«Ink, Papers and Scraps» à la galerie Gorgi: Faire parler les bouts de papier
Najeh Zarbout, Aicha Snoussi, Mohamed Amine Hamouda s’accordent à nous révéler l’essentiel de la matière, ils la détournent, la font vibrer et questionner son environnement d’origine. La rencontre de matières distinctes crée un ensemble qui construit son propre langage… Un langage qui prend appui dans les temps les plus reculés pour tendre la main à une contemporanéité aussi simple qu’inaccessible.
Un tour du côté de la galerie Gorgi est une découverte de trois démarches, trois univers de peintres aussi distincts que complémentaires qui ont donné naissance à «Ink, Papers and Scraps»–encre, feuilles et bouts de papier.

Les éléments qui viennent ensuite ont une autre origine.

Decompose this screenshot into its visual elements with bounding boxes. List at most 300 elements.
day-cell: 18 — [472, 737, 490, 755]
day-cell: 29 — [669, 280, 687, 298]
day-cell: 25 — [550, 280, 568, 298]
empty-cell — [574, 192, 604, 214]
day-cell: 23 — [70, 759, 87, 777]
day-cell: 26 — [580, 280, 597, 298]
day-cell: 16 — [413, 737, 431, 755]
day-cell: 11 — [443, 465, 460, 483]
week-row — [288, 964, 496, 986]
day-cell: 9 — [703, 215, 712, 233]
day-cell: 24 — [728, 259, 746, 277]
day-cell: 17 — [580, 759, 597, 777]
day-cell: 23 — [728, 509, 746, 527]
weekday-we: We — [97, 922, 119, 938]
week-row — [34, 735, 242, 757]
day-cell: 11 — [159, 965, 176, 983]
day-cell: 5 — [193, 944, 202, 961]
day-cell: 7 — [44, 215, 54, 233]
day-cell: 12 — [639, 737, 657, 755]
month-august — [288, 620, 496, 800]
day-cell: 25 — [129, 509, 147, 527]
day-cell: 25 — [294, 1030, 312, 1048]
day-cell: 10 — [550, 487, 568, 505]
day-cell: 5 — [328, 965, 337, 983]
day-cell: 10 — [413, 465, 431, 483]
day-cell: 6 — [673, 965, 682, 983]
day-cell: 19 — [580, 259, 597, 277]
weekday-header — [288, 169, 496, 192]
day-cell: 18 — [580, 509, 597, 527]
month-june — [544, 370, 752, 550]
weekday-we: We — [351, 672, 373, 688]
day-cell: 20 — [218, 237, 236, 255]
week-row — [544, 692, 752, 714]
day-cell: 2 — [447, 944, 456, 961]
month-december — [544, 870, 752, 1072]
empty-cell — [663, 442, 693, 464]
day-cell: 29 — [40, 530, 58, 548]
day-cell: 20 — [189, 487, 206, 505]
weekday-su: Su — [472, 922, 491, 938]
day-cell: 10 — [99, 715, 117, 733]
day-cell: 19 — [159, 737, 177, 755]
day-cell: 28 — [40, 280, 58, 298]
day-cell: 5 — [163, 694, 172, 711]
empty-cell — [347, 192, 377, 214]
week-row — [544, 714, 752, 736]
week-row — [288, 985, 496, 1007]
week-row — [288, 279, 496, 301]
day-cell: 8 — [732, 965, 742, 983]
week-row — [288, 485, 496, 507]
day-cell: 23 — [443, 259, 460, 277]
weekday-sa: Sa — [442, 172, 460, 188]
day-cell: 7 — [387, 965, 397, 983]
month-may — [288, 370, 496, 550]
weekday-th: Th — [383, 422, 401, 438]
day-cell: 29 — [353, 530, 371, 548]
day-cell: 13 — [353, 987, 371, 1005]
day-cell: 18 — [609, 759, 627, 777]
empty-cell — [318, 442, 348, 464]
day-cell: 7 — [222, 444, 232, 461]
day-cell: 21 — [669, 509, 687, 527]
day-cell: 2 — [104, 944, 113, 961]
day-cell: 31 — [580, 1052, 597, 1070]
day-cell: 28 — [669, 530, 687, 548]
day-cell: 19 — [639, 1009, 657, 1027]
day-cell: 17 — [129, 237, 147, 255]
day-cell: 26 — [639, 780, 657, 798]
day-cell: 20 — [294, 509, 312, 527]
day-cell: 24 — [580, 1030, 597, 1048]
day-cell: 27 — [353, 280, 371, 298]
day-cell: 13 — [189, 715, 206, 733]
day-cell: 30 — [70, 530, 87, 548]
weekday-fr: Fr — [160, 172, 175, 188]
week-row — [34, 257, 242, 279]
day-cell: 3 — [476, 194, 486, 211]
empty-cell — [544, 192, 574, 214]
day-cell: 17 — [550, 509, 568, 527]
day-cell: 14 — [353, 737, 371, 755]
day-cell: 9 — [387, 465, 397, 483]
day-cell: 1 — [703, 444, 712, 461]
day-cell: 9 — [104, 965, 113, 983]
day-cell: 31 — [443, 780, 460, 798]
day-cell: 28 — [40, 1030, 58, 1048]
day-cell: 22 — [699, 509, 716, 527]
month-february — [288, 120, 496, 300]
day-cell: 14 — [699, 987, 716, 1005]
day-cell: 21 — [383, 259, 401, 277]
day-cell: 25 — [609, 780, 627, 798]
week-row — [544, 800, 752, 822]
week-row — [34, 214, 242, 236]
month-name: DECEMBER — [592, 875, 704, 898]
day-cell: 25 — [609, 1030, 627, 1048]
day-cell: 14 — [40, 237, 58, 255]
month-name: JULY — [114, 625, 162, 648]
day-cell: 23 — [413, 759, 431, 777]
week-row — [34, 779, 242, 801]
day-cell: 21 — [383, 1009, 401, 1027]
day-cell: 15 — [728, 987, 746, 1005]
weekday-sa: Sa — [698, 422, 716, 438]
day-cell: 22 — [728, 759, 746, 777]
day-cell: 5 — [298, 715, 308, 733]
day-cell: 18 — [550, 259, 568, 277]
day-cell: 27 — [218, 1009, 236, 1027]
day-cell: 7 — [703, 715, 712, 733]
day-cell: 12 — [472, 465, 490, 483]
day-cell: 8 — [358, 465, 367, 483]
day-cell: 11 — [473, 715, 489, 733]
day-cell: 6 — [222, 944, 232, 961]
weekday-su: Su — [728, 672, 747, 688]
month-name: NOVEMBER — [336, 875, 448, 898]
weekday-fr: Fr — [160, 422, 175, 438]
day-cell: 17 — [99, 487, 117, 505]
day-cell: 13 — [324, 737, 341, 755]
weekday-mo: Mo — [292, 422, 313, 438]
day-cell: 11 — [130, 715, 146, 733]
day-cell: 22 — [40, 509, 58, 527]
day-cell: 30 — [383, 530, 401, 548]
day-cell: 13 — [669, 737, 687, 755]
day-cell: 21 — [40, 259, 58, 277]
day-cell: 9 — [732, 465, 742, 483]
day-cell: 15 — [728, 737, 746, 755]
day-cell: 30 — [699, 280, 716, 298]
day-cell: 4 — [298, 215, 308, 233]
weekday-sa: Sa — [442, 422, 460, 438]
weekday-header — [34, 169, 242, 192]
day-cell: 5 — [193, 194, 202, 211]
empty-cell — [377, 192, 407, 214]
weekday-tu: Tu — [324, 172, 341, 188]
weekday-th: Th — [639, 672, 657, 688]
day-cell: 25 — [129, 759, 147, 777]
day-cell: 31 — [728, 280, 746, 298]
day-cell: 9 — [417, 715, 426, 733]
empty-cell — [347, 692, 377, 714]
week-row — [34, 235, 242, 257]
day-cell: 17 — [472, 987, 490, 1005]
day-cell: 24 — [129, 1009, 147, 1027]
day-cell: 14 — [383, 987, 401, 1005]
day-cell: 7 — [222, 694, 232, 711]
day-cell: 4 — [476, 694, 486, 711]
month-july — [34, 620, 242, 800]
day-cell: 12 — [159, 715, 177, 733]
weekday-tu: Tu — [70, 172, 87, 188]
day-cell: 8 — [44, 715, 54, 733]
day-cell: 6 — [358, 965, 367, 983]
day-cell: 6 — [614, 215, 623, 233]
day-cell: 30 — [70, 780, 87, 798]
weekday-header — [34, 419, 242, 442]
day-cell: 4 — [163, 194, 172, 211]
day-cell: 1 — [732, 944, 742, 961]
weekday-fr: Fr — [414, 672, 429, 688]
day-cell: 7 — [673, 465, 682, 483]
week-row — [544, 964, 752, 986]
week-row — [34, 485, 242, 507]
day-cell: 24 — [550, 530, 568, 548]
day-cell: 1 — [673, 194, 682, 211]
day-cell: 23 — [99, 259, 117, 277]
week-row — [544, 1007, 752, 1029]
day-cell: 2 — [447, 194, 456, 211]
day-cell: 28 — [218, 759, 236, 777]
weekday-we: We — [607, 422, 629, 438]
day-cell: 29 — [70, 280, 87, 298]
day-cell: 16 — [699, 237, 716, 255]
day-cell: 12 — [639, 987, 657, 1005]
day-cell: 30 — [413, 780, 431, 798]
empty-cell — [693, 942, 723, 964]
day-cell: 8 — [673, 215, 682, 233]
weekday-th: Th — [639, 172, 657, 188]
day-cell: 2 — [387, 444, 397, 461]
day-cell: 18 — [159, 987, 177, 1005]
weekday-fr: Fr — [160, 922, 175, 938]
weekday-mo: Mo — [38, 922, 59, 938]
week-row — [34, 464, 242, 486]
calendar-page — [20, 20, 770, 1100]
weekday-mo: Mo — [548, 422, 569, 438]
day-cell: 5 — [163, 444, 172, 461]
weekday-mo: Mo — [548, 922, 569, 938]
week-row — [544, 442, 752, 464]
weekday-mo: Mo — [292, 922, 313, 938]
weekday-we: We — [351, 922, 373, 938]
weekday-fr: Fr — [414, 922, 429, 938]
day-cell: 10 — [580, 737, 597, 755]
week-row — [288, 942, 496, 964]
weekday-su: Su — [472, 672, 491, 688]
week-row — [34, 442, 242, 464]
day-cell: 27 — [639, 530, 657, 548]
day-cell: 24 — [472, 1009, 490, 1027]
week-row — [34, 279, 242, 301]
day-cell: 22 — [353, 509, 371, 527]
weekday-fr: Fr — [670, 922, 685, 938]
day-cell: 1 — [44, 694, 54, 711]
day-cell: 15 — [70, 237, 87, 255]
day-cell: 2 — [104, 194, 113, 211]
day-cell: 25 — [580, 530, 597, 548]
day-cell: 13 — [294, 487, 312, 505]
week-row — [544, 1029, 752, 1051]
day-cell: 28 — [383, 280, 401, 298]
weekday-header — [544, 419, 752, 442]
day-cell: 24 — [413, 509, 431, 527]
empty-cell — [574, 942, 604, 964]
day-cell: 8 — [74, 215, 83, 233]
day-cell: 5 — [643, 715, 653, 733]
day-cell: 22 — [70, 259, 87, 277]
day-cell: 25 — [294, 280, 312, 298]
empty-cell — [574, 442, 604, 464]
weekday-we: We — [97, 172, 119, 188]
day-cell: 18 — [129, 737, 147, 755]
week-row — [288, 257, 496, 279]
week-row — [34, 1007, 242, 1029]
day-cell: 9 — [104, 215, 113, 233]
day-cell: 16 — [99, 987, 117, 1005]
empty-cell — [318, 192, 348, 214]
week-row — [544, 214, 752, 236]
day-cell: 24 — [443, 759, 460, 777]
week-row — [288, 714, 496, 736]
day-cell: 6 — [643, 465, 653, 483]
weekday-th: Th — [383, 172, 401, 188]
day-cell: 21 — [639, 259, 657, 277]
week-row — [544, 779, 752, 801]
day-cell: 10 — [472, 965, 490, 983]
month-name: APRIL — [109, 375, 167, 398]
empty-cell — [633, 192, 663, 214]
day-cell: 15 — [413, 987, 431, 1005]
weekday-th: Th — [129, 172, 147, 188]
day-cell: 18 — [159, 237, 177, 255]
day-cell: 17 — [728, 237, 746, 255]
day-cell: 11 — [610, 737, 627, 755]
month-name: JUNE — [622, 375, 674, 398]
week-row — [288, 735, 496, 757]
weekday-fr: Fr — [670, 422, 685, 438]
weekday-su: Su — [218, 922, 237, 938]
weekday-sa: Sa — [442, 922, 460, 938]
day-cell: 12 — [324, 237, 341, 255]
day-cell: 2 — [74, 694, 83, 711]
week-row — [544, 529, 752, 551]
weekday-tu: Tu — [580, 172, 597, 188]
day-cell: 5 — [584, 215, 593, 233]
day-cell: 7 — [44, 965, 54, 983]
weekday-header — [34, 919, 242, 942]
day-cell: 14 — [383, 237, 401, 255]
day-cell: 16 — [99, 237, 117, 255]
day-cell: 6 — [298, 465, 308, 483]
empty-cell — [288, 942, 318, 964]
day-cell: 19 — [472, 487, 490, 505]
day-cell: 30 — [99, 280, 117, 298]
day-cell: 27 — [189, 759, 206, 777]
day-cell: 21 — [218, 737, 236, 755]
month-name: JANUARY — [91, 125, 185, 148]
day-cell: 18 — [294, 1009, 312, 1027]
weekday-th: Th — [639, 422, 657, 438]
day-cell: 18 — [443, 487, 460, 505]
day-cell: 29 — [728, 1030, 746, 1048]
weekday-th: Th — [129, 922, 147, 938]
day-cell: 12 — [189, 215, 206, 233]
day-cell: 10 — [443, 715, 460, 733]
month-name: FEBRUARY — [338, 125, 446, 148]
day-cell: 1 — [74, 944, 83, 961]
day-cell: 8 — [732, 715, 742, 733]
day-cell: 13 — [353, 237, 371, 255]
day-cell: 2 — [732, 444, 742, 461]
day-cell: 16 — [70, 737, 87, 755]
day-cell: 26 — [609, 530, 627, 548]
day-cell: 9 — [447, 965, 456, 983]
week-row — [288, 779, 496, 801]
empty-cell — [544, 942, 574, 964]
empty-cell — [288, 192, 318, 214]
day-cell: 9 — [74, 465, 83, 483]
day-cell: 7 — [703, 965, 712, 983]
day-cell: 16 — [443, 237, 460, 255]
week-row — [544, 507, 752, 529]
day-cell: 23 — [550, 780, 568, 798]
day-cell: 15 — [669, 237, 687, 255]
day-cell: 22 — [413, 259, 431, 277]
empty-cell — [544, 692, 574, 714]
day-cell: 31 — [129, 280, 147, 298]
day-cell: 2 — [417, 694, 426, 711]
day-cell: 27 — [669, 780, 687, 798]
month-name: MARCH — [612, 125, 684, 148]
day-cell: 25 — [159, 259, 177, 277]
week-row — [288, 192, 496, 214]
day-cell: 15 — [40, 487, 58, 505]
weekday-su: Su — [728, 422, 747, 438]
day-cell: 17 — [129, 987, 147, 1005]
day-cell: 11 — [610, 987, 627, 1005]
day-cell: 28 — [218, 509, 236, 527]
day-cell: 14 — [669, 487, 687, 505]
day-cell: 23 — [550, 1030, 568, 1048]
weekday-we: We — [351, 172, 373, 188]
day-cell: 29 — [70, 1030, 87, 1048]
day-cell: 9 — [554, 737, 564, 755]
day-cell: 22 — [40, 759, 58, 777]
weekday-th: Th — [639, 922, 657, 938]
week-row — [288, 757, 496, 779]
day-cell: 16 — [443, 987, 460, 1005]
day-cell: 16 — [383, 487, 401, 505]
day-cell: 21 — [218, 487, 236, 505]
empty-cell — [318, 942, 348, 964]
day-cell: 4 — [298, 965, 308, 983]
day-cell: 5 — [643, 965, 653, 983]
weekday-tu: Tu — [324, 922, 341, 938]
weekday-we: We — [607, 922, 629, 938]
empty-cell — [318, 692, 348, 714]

Depuis la première trace de charbon sur les parois des grottes jusqu’aux traits d’encre délicats qui ornaient les manuscrits enluminés, le papier a toujours été le confident de l’artiste. Cette humble toile, tissée de rêves pulpis et de lumière solaire, berce les murmures d’inspiration, les explosions désordonnées de la frustration et les dessins discrets qui dansent dans les marges de la pensée.
Dans cette exposition, trois artistes dévoilent leurs dialogues profondément personnels avec le papier. Ce n’est pas simplement une surface, mais une extension de leur être même. Le papier est étiré, sculpté et caressé : il porte le poids des taches d’encre et des lignes délicatement tracées. Il est déchiré en murmures, remodelé en histoires, et finalement fait écho à l’âme de l’artiste.
Aicha Snoussi prend le centre de la galerie, elle occupe le couloir central entre d’autres œuvres avec une pièce maîtresse qui impose l’arrêt, le regard qui essaye de déchiffrer une typographie étrange, des lettres et des mots tels des éclaboussures sur la surface plane d’un parchemin, de papier qui s’étale en longueur peut-être à l’infini.
Talismans, incantations, les lettres bien nettes qui défient le temps et d’autres à peine lisibles cèdent la précision de leur tracé à l’usure. Les formes fuselées qui s’imposent comme une évidence apportent plus de mystère qu’un éclairage. Elles se plaquent sur le support du dessin comme pour lui donner une troisième, un élan, un envol. Aicha Snoussi semble aimer brouiller les pistes, elle parsème le pourtour de son parchemin par une autre temporalité qui interpelle des temps encore plus reculés, des ossements, des fossiles, des vestiges qui invoquent une histoire qu’elle réinvente en plaçant tous ces codes à déchiffrer… ou pas d’ailleurs.
L’effervescence, l’accumulation et l’agitation du travail de Aicha Snoussi viennent percuter avec le calme et la quiétude de Najeh Zarbout.
Un calme non dépourvu de malice et d’espièglerie. Le papier, sous le pouvoir d’alchimiste de Najeh, est dégradé de nuances pastelles, de courbes et de reliefs, de nuages et d’horizons, une pratique plastique qui se nourrit de surprises et aléas. Ses œuvres, a priori ludiques, portent dans ses dessous des sujets sérieux, voire transgressifs. Son papier est une déchirure au gré du mouvement et du hasard, ses aplats s’insurgent contre la planche de verre qui les écrase pour dessiner à eux seuls leur trajectoire. Entre le découpage qui cherche la lumière pour faire corps avec son ombre et la lacération de la matière pour découvrir diverses lignes et entailles, elle trouve dans le papier un voyage onirique, un dialogue avec un alter ego.
Si Mohamed Amine Hamouda a choisi pour cette exposition des œuvres à échelle humaine, c’est que son désir de faire corps avec les autres œuvres est bien réel. Se plaçant face à la proposition de Najeh avec pour intermédiaire le parchemin de Aicha Snoussi, il leur donne la réplique avec des fibres et des pigments. Sa généalogie de la terre se dessine à chaque fois par ces stratifications de la matière. Celle qu’il ramasse, il la traite, la tisse, la tresse après l’avoir macérée et teintée de pigments du même milieu. Cette forme d’endogamie plastique que s’impose l’artiste va au-delà de l’approche esthétique, le sens en est encore plus pertinent, plus engagé, plus extrême.
Quand l’encre n’écrit plus des lettres ou dessine des lignes et des formes, quand la couleur se plie au diktat du naturel et quand le discours se place dans les nœuds et les croisements pour créer la trame d’une maille originelle, c’est un retour aux sources, un retour au langage brut et élémentaire de la création. Et puis, qu’ils dansent avec l’encre, la teinture et assemblent ses fibres, ou qu’ils insufflent la vie à des fragments et des chutes.